1907 treaty between France and Japan

The Franco-Japanese Treaty (日仏協約, Nichi-futsu Kyoyaku), (Traité Franco-Japonais) was a treaty between the French Third Republic and the Empire of Japan denoting respective spheres of influence in Asia, which was signed in Paris on 10 June 1907, by Japanese Ambassador Shin’ichiro Kurino and French Foreign Minister Stéphen Pichon.

Relations between France and Japan prior to the Russo-Japanese War of 1904-1905 had been chilly. France was a member of the Triple Intervention, which Japan had felt humiliatingly limited her gains in the First Sino-Japanese War. France was also a vocal supporter of Russia in the recent conflict, although had been constrained by the Entente cordiale with the United Kingdom and the foreign policies of Théophile Delcassé from taking an open role. However, with Japan emerging as victor in the Russo-Japanese War and with France increasingly becoming estranged from an increasingly belligerent Germany, French foreign policy shifted.

The draft of the treaty was completed in May 1907 and sent to Tokyo on 16 May for ratification by the Japanese government.

In the Franco-Japanese Treaty of 1907, both parties stated their commitment to the territorial integrity of China, as well as their support of the Open Door Policy, but also stated that both parties had a “special interest” in maintaining peace and order in areas of China adjacent to territories where both parties had rights of sovereignty, protection or occupation. The non-public supplement of the agreement defined these areas as Manchuria, Mongolia and the province of Fukien for Japan, and the provinces of Yunnan, Guangxi and Guangdong for France.

The treaty implicitly recognized France’s position in French Indochina and one of the results of the treaty was a crackdown on the activities of Indochinese independence supporters and Vietnamese exiles in Japan by the Japanese police.

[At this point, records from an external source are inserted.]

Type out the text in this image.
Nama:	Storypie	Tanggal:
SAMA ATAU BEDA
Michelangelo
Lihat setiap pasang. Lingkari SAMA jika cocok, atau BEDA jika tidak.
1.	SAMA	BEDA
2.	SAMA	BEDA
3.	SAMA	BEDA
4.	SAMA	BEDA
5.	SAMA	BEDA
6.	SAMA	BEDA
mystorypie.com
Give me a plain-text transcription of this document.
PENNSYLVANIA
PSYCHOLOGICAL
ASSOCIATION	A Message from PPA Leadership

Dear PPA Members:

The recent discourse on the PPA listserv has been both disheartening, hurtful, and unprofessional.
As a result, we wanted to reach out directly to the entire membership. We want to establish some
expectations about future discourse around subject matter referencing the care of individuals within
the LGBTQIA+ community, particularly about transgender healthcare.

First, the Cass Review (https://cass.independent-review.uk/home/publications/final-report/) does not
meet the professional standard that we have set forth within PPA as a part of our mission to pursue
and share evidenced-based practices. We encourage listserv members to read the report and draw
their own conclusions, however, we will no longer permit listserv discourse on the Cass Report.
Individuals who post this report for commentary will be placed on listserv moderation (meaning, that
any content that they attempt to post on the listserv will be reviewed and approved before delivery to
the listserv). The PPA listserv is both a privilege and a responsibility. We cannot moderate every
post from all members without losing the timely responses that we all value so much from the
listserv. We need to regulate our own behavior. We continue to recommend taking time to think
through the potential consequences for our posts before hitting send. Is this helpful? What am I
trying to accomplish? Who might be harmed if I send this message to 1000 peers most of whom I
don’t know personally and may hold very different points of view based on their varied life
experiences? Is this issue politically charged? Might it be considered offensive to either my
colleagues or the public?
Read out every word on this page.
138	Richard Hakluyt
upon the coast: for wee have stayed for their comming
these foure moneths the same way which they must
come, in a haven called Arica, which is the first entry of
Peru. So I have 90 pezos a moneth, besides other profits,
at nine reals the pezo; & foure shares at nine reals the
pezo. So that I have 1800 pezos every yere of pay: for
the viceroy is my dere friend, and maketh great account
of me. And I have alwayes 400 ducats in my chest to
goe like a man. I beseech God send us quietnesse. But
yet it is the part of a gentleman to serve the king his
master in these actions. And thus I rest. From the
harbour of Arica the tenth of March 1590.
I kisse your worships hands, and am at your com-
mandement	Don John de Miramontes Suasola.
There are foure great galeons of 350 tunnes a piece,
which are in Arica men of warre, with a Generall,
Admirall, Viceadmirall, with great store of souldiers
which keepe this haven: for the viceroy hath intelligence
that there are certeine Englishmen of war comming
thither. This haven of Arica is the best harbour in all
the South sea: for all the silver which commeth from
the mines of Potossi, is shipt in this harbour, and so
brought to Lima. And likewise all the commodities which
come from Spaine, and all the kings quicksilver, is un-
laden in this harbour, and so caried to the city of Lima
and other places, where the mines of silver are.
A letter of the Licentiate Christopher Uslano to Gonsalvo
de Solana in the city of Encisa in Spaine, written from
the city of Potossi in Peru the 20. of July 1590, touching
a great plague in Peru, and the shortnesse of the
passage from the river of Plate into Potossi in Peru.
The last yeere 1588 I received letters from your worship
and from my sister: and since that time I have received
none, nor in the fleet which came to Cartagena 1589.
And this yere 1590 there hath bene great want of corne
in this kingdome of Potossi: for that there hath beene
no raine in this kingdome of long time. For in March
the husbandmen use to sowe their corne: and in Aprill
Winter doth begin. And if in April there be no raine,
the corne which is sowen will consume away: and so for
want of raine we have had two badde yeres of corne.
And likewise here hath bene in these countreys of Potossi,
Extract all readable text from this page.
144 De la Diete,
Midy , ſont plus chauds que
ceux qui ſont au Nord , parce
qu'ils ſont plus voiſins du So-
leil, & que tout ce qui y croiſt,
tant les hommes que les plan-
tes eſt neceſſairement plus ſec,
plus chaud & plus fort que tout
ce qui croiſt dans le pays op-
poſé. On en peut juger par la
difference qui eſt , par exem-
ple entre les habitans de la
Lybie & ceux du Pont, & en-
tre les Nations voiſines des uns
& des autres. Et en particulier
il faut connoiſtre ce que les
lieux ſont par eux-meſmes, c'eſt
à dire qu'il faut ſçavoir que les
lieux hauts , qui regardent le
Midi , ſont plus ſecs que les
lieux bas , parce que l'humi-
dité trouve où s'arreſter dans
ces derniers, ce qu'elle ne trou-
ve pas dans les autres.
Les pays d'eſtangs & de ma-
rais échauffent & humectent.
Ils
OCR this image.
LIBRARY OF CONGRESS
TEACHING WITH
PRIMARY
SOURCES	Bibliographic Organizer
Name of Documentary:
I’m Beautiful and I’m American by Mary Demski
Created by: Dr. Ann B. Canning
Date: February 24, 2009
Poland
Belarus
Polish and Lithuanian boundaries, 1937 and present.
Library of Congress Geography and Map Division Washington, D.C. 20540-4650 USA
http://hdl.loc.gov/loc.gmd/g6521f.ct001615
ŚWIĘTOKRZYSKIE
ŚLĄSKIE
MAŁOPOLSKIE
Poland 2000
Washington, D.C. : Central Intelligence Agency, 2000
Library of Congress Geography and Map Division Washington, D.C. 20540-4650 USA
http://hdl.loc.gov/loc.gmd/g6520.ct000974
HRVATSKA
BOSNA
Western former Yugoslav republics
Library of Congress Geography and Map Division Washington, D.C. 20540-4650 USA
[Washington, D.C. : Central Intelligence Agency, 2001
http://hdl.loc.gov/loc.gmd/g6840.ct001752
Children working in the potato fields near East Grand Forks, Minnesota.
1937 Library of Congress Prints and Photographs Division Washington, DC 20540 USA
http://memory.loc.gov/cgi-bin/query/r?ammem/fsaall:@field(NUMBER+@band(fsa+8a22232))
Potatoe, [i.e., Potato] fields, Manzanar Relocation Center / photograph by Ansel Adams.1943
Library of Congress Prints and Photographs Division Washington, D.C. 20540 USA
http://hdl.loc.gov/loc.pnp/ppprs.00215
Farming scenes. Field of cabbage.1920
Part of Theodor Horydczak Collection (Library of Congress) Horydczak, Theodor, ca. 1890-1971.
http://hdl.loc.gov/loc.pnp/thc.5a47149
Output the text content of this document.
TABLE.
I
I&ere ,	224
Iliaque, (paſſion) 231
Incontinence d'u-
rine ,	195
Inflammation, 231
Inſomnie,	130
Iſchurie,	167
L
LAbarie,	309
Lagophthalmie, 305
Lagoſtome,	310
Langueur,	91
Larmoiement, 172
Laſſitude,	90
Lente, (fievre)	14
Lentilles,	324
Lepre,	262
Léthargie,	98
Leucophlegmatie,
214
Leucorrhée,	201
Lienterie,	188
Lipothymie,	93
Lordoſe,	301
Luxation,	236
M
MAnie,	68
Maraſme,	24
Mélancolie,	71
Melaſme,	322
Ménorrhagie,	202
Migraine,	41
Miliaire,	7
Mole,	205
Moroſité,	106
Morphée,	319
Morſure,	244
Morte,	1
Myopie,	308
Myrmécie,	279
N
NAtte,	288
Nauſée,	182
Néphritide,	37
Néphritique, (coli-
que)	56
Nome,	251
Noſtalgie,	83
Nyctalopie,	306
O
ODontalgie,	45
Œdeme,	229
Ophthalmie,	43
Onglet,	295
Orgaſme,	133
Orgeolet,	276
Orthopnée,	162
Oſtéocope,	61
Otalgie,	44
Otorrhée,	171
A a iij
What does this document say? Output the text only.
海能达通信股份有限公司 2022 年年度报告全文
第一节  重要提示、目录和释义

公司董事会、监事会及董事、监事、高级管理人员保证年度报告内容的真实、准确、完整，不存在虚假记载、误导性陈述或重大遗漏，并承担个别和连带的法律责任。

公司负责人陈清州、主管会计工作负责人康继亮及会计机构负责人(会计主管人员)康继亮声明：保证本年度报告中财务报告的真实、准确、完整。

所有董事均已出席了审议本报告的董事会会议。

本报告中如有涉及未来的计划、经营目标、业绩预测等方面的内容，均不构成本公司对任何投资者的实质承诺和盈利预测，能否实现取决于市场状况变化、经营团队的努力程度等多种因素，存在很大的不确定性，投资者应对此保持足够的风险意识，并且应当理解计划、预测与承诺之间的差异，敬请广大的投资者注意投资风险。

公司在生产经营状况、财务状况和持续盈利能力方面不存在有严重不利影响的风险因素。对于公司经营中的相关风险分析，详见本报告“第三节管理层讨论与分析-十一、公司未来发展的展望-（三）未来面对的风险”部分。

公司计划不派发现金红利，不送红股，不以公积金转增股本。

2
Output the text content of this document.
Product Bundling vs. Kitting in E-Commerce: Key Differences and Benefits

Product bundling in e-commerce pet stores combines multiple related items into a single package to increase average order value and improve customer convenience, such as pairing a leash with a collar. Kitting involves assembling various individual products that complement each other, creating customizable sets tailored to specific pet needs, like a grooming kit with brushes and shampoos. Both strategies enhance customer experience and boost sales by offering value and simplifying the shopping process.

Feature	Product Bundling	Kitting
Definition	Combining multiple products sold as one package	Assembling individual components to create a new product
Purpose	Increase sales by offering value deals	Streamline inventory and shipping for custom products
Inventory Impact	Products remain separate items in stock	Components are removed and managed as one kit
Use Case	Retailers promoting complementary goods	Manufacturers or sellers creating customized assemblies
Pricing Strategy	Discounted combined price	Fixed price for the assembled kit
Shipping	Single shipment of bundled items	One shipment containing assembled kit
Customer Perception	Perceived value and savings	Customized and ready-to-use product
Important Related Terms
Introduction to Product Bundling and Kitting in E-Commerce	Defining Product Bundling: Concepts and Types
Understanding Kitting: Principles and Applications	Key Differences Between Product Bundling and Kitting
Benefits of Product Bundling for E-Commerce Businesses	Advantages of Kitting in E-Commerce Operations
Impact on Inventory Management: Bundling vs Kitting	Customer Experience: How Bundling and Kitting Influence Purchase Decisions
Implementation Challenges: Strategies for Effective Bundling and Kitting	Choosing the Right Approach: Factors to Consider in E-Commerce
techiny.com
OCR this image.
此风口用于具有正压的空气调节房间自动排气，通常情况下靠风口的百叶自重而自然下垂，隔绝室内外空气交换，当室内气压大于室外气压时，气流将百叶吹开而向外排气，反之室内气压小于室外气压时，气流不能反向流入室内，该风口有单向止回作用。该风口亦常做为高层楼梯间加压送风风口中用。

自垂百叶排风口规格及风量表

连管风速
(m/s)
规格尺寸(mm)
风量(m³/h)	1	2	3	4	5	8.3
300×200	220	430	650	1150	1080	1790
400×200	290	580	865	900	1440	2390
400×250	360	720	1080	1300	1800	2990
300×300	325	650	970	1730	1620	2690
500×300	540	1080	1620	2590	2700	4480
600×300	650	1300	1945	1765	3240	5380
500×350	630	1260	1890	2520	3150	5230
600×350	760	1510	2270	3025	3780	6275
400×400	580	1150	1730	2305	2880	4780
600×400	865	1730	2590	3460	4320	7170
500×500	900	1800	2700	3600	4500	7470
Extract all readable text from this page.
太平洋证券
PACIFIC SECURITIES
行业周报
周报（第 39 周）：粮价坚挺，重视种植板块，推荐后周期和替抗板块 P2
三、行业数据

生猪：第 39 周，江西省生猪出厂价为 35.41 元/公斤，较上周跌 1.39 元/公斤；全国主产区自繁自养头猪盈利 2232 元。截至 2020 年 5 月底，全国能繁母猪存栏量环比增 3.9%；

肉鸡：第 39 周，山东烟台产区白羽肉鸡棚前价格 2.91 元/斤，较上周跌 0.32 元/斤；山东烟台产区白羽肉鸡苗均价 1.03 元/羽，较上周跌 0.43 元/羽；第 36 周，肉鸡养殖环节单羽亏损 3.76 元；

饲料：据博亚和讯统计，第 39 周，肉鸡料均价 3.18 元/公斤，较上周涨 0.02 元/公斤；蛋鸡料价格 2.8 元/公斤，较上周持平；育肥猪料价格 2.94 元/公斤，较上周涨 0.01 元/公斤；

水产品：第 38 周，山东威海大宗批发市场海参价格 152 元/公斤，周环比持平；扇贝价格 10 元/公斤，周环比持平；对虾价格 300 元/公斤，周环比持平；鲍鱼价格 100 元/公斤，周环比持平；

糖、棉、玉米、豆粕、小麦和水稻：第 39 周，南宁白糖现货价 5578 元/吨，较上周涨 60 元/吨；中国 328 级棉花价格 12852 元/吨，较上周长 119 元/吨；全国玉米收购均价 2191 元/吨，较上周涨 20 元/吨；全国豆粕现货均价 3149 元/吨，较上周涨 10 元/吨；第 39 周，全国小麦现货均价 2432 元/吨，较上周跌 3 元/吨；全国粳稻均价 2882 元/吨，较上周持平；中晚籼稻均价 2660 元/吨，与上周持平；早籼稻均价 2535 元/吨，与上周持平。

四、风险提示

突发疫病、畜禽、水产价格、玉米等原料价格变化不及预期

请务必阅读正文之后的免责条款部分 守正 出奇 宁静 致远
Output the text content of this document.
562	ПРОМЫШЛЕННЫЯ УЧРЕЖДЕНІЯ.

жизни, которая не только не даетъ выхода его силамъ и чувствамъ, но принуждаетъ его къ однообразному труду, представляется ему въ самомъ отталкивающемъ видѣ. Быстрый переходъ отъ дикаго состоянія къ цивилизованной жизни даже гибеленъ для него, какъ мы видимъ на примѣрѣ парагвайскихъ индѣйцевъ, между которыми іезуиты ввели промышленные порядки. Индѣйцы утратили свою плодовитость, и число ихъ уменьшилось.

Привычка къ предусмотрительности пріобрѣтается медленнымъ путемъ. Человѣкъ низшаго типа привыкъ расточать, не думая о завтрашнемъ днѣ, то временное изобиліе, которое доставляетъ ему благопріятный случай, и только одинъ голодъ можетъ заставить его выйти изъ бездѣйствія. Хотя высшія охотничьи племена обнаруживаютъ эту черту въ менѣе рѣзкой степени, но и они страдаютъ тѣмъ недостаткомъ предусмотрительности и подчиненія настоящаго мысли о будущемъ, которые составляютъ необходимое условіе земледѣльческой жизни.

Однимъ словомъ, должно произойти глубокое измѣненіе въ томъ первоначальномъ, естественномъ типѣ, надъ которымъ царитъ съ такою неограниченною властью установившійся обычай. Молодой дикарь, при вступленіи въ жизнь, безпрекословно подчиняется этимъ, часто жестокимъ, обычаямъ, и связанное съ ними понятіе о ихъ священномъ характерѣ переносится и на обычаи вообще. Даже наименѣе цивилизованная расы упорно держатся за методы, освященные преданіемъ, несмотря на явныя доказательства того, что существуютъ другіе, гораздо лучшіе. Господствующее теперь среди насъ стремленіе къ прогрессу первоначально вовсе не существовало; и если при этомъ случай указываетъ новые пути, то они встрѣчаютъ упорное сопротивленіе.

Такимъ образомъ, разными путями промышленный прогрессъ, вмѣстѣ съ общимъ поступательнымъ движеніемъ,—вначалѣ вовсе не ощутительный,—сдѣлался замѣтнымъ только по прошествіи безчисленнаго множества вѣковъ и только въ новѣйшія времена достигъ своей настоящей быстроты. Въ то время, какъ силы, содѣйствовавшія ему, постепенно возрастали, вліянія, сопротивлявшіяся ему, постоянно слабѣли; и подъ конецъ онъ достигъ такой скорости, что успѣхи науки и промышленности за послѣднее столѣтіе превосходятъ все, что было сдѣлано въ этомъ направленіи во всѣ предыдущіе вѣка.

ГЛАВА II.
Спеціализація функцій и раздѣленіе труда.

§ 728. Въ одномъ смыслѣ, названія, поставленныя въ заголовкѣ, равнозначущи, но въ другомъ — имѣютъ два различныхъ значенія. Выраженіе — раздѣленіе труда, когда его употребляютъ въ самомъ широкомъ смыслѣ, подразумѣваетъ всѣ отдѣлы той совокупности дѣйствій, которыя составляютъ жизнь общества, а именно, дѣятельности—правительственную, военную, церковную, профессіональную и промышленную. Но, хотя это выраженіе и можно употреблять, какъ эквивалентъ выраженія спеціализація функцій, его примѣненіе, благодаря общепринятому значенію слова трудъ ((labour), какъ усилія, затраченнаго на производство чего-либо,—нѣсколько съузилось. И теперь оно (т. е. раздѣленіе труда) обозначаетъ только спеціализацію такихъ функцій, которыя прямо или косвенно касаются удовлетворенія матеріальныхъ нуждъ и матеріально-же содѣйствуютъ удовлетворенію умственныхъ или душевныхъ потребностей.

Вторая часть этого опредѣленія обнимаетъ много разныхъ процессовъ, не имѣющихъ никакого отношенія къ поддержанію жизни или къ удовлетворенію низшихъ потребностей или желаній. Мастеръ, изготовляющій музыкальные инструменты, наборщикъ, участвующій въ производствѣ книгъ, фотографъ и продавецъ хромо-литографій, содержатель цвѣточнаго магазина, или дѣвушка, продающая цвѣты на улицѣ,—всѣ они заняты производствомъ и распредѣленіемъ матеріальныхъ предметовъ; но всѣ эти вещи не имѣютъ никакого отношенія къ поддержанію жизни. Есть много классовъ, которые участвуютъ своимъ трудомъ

However, the wording of the supplemental portions of the treaty were leaked to the French press, causing concern in the United States and in China regarding French and Japanese territorial ambitions in China, and the future of the Open Door Policy. Further negotiations between Japan and the United States to clarify their respective positions contributed to the Root–Takahira Agreement of 1908.

The treaty was part of building a coalition as France took the lead in creating alliances with Japan, Russia and (informally) with Britain. Japan wanted to raise a loan in Paris, so France made the loan contingent on a Russo-Japanese agreement and a Japanese guaranty for France's strategically vulnerable possessions in Indochina. Britain encouraged the Russo-Japanese rapprochement. Thus was built the Triple Entente coalition that fought World War I.